The Newsreel, 2021
hardcover book
8” x 8”


The newsreel was a short documentary film format that was played in advance of feature films in movie theatres across North America and Europe. It was both a popular source for urgent information about historical events, which connected this media to the same function as newspapers, and also a form of dramatic entertainment. Some films were whimsical stories about Westerns, “animal heroes” or cartoons and others presented serious topics on war, political events and disasters. Newsreels became an established medium in the 1910s until it became obsolete due to the expansion of television in the late 1950s. A complicated aspect of newsreels was their highly edited nature that sometimes bordered on fabrication because seemingly authentic footage was occasionally staged.

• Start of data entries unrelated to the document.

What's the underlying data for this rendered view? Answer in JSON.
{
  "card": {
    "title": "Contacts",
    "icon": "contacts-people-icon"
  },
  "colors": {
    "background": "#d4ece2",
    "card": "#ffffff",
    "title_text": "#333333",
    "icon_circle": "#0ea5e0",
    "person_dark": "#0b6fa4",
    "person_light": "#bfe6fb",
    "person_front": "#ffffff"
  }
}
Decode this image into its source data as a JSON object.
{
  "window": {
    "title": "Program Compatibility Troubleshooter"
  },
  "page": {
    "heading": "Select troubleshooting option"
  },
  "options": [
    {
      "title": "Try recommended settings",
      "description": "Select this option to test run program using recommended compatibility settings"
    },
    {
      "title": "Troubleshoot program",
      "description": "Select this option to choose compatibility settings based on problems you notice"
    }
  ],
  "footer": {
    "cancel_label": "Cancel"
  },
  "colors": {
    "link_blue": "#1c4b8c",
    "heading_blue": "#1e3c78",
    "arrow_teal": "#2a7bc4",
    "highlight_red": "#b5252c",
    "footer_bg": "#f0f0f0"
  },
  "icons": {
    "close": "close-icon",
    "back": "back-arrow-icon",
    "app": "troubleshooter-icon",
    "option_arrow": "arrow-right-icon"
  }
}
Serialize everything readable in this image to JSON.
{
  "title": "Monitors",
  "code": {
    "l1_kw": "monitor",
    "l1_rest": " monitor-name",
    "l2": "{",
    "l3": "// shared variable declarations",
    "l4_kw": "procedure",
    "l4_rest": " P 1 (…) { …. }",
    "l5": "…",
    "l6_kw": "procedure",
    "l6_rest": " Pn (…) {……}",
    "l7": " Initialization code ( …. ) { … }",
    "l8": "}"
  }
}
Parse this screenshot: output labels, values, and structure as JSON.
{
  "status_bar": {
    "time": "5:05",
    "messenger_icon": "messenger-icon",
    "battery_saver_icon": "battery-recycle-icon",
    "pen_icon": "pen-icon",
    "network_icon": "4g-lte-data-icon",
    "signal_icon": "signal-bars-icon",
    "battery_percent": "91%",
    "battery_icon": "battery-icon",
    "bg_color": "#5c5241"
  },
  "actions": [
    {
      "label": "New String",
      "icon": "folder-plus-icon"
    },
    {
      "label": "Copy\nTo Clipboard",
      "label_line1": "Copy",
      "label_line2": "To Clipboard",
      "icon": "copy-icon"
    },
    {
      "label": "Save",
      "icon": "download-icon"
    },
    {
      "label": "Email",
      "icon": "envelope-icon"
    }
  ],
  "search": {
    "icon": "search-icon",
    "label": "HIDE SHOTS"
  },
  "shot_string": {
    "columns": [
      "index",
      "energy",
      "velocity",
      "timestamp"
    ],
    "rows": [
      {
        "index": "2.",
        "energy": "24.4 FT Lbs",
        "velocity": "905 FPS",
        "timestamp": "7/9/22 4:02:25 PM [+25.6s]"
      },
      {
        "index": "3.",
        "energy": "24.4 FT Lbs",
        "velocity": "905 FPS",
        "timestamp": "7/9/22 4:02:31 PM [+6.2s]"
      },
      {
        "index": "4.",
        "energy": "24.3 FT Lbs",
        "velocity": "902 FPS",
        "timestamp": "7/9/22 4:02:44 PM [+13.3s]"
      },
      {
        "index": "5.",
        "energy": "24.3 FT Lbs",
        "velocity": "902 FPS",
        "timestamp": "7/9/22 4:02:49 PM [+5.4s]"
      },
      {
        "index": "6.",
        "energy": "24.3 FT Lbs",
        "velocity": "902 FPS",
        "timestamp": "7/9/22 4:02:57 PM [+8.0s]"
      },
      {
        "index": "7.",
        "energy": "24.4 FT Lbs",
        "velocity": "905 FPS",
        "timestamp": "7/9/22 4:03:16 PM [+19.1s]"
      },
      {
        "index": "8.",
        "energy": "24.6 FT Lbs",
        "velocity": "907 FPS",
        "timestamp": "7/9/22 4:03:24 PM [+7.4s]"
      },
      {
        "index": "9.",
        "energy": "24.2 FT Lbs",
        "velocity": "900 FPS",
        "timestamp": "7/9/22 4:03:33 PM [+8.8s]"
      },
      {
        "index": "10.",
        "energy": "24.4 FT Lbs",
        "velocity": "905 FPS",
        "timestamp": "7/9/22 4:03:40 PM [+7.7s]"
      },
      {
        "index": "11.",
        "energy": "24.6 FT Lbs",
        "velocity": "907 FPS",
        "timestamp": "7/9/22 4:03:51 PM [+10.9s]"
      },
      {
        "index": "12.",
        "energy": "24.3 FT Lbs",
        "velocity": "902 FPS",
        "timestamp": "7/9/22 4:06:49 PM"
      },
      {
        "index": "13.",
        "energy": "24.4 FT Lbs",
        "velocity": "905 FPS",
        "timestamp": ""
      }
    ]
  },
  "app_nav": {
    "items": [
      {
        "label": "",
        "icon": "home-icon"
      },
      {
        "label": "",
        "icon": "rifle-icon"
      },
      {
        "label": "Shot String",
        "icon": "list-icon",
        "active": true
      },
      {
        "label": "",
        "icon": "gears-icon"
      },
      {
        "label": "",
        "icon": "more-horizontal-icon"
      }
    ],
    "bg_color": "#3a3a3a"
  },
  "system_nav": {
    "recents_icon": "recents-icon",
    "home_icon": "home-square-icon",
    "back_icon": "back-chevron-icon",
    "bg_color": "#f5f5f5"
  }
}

Although the last newsreel was made in the late 1960s, this early news format continues to have a direct connection to the news saturated world of today. The film corporations that produced newsreels sent production crews across the world giving movie-going audiences a glimpse of global issues, both monumental and mundane, at a time when few people travelled widely. Daily news has been transformed from these concise ten minute film shorts into repetitive 24/7 broadcasting cycles that are oversaturated with information, disinformation and fake news. Through a deconstruction of black and white 16mm newsreels into fragmented images, this book interrogates the belief in documentary visual media as historical truth. The Newsreel, suspends reality in a similar vein to Ed Ruscha’s The End (1991) which mimics, questions and exposes the illusionary quality of celluloid.